Nach einer früheren französischen Rechtsprechung reichten die Anforderungen an den Verbraucher sogar so weit, dass dieser sich ein Mindestwissen aneignen mussten, um dieses sodann mit den gelieferten Informationen des Vertragspartners abzugleichen.[23] Das Cour de Cassation hat diese Rechtsprechung jedoch teilweise aufgehoben und verlangt nun lediglich, dass der Verbraucher sich seine Kenntnisse anhand der gelieferten Informationen des Vertragspartners aneignet.[24] Auch der BGH entschied, dass der Verbraucher in der Lage ist, seine Kenntnisse über ein bestimmtes Bier anhand des Rück-Etiketts zu erweitern und auch weiß, dass er nähere Angaben dort findet.[25] Im Bereich der Internet-Werbung muss der Verbraucher nach dem BGH bei der Produktrecherche die gesamte Internetseite als eine in sich geschlossene Darstellung auffassen und als zusammengehörig wahrnehmen.[26] Anders verhält es sich, wenn der Verbraucher auf einer Internetseite alle aus seiner Sicht erforderlichen Angaben erhält und er somit keine Veranlassung hat, noch weitere Seiten des betreffenden Internet-Auftritts auf weitere brauchbare Informationen zu untersuchen.[27]

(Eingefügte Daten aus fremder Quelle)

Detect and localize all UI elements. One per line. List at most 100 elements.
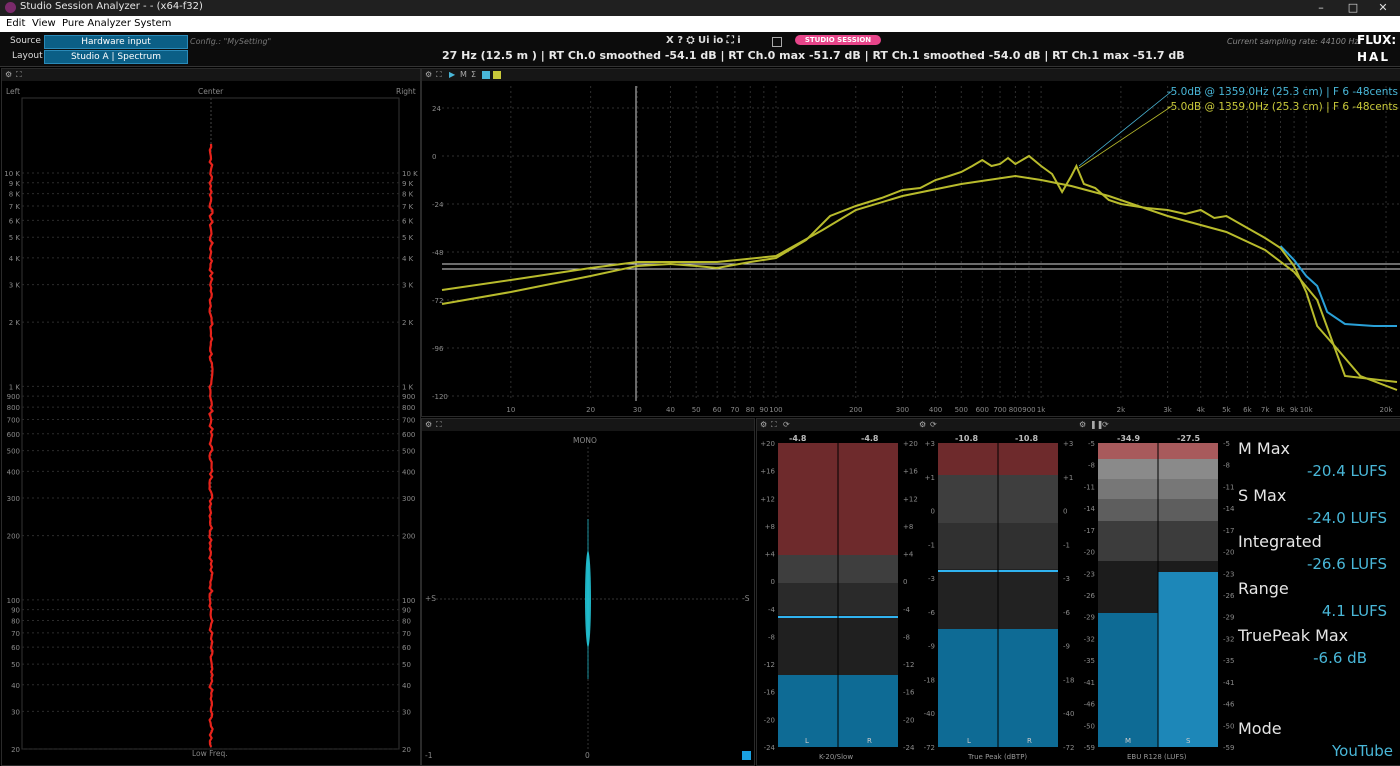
source-select[interactable]: Hardware input	[44, 35, 188, 49]
freq-tick-left: 7 K	[9, 203, 21, 211]
meter-tick: +1	[1063, 474, 1073, 482]
meter-tick: +12	[903, 495, 918, 503]
settings-icon[interactable]: ⚙	[425, 70, 432, 79]
meter-tick: -46	[1084, 701, 1096, 709]
preset-icon[interactable]	[772, 37, 782, 47]
meter-tick: -20	[764, 716, 775, 724]
spectrum-x-tick: 70	[730, 406, 739, 414]
reset-icon[interactable]: ⟳	[783, 420, 790, 429]
meter-tick: -40	[924, 710, 935, 718]
spectrum-x-tick: 800	[1009, 406, 1022, 414]
settings-icon-ebu[interactable]: ⚙	[1079, 420, 1086, 429]
meter-tick: -14	[1223, 505, 1235, 513]
spectrum-x-tick: 30	[633, 406, 642, 414]
freq-tick-left: 400	[7, 468, 20, 476]
tp-ch-r: R	[1027, 737, 1032, 745]
m-max-value: -20.4 LUFS	[1306, 462, 1387, 480]
meter-tick: -16	[903, 689, 915, 697]
spectrum-x-tick: 100	[769, 406, 782, 414]
meter-tick: -17	[1084, 527, 1095, 535]
meter-tick: -4	[903, 606, 911, 614]
spectrum-y-tick: -48	[432, 249, 443, 257]
meter-tick: -5	[1223, 440, 1230, 448]
m-icon[interactable]: M	[460, 70, 467, 79]
meter-tick: 0	[1063, 508, 1067, 516]
toolbar-icons[interactable]: X ? ⛭ Ui io ⛶ i	[666, 35, 741, 46]
meter-tick: -41	[1084, 679, 1095, 687]
vector-trace	[208, 143, 214, 748]
stereo-indicator[interactable]	[742, 751, 751, 760]
meter-tick: -8	[768, 633, 775, 641]
freq-tick-right: 200	[402, 533, 415, 541]
peak-annotation-ch0: -5.0dB @ 1359.0Hz (25.3 cm) | F 6 -48cen…	[1167, 86, 1398, 98]
spectrum-x-tick: 20k	[1380, 406, 1394, 414]
spectrum-x-tick: 8k	[1276, 406, 1285, 414]
freq-tick-right: 8 K	[402, 191, 414, 199]
meter-tick: +3	[1063, 440, 1073, 448]
freq-tick-right: 60	[402, 644, 411, 652]
freq-tick-left: 200	[7, 533, 20, 541]
layout-select[interactable]: Studio A | Spectrum	[44, 50, 188, 64]
settings-icon-tp[interactable]: ⚙	[919, 420, 926, 429]
meter-tick: -1	[1063, 541, 1070, 549]
tp-peak-l: -10.8	[955, 434, 978, 443]
menu-pure-analyzer-system[interactable]: Pure Analyzer System	[62, 18, 171, 29]
maximize-button[interactable]: □	[1338, 0, 1368, 16]
meter-tick: -18	[1063, 676, 1074, 684]
minimize-button[interactable]: –	[1306, 0, 1336, 16]
fullscreen-icon[interactable]: ⛶	[771, 420, 777, 430]
meter-tick: -40	[1063, 710, 1074, 718]
meter-tick: -35	[1223, 657, 1234, 665]
k20-meter: +20 +20 +16 +16 +12 +12 +8 +8 +4 +4 0 0 -4 -4 -8 -8 -12 -…	[760, 440, 918, 752]
play-icon[interactable]: ▶	[449, 70, 455, 79]
close-button[interactable]: ✕	[1368, 0, 1398, 16]
meter-tick: -29	[1084, 614, 1095, 622]
meter-tick: -20	[903, 716, 914, 724]
k20-peak-r: -4.8	[861, 434, 879, 443]
window-titlebar: Studio Session Analyzer - - (x64-f32) – …	[0, 0, 1400, 16]
meter-tick: +8	[903, 523, 913, 531]
meter-tick: -26	[1223, 592, 1235, 600]
reset-icon-tp[interactable]: ⟳	[930, 420, 937, 429]
spectrum-x-tick: 3k	[1163, 406, 1172, 414]
tp-ch-l: L	[967, 737, 971, 745]
settings-icon[interactable]: ⚙	[760, 420, 767, 429]
channel1-toggle[interactable]	[482, 71, 490, 79]
mode-value[interactable]: YouTube	[1237, 742, 1393, 760]
meter-tick: -14	[1084, 505, 1096, 513]
spectrum-x-tick: 4k	[1196, 406, 1205, 414]
freq-tick-right: 700	[402, 416, 415, 424]
freq-tick-right: 400	[402, 468, 415, 476]
spectrum-x-tick: 10	[506, 406, 515, 414]
window-title: Studio Session Analyzer - - (x64-f32)	[20, 1, 203, 12]
meter-tick: -12	[903, 661, 914, 669]
freq-tick-right: 6 K	[402, 217, 414, 225]
spectrum-x-tick: 60	[713, 406, 722, 414]
spectrum-plot: 24 0 -24 -48 -72 -96 -120 10 20 30 40 50 60 70 80 90 100…	[432, 86, 1400, 414]
studio-session-badge[interactable]: STUDIO SESSION	[795, 35, 881, 45]
meter-tick: -6	[928, 609, 936, 617]
annotation-leader-2	[1078, 105, 1173, 169]
mode-label: Mode	[1238, 719, 1282, 738]
truepeak-meter: +3 +3 +1 +1 0 0 -1 -1 -3 -3 -6 -6 -9 -9 -18 -18 -40 -40 -7…	[924, 440, 1075, 752]
freq-tick-left: 70	[11, 630, 20, 638]
freq-tick-right: 20	[402, 746, 411, 754]
freq-tick-right: 70	[402, 630, 411, 638]
meter-tick: -3	[928, 575, 935, 583]
freq-tick-left: 90	[11, 607, 20, 615]
freq-tick-right: 5 K	[402, 234, 414, 242]
channel2-toggle[interactable]	[493, 71, 501, 79]
fullscreen-icon[interactable]: ⛶	[436, 70, 442, 80]
meter-tick: -1	[928, 541, 935, 549]
layout-label: Layout	[12, 51, 43, 61]
spectrum-x-tick: 90	[759, 406, 768, 414]
sigma-icon[interactable]: Σ	[471, 70, 476, 79]
spectrum-realtime-trace	[441, 154, 1398, 391]
freq-tick-left: 10 K	[4, 170, 20, 178]
meters-panel: ⚙ ⛶ ⟳ ⚙ ⟳ ⚙ ❚❚ ⟳ +20 +20 +16 +16 +12 +12 +8 +8 +…	[756, 418, 1400, 766]
menu-view[interactable]: View	[32, 18, 56, 29]
freq-tick-right: 7 K	[402, 203, 414, 211]
spectrum-x-tick: 300	[896, 406, 909, 414]
menu-edit[interactable]: Edit	[6, 18, 25, 29]
reset-icon-ebu[interactable]: ⟳	[1102, 420, 1109, 429]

Im Bereich der Kreditvergabe muss der Verbraucher nach der Rechtsprechung des EuGH bei Vorfälligkeitsentschädigungen aus einem Maximalbetrag der Entschädigung ableiten können, wie hoch das Risiko für ihn ist.[28] Die Funktionsweise eines variablen Kreditzinssatzes muss er dagegen nicht selbst recherchieren.[29] Bei einem Fremdwährungskredit muss der Verbraucher das Wechselkursrisiko und das Risiko der schweren Abwertung der Fremdwährung auch nicht selbst ermitteln.[30] Dem folgte auch die französische Rechtsprechung.[31]
3. Vorwissen
Im Bereich des erwarteten Vorwissens eines Verbrauchers kommt es jeweils auf das spezifische Gebiet an. So entschied der EuGH, dass sich der Verbraucher beim Kauf von Lebensmitteln auf deren Etikett verlassen darf, wenn er keine spezifischen Kenntnisse mitbringt.[32] Auch kann beispielsweise nicht vorausgesetzt werden, dass der Verbraucher weiß, unter welchen Umständen sich eine SIM-Karte automatisch mit dem Internet verbindet und welche Kosten anfallen.[33] Nach der französischen Rechtsprechung wird insgesamt kein Expertenwissen und auch keine Erfahrungen vorausgesetzt.[34] So bedarf es beispielsweise beim Kauf einer Computersoftware kein Detailwissen über das konkret gelieferte Produkt, sondern das Unternehmen muss die entsprechenden Informationen bereitstellen.[35] Grundsätzlich kann jedoch ein Minimum an Kenntnissen vorausgesetzt werden.[36] Insbesondere wird von der französischen Rechtsprechung ein Bewusstsein für Marktstandards vorausgesetzt.[37] Beim Thema Klimaneutralität zeigt sich die Rechtsprechung des BGH dagegen strenger. Sie verlangt Kenntnis des Verbrauchers darüber, dass Klimaneutralität eines Unternehmens in der Praxis sowohl durch Vermeidung von Emissionen als auch durch Kompensationsmaßnahmen erreicht werden kann.[38] Aus der Angabe eines Klima-Partners eines Unternehmens muss der Verbraucher dagegen nicht auf eine Klimakompensation schließen können.[39]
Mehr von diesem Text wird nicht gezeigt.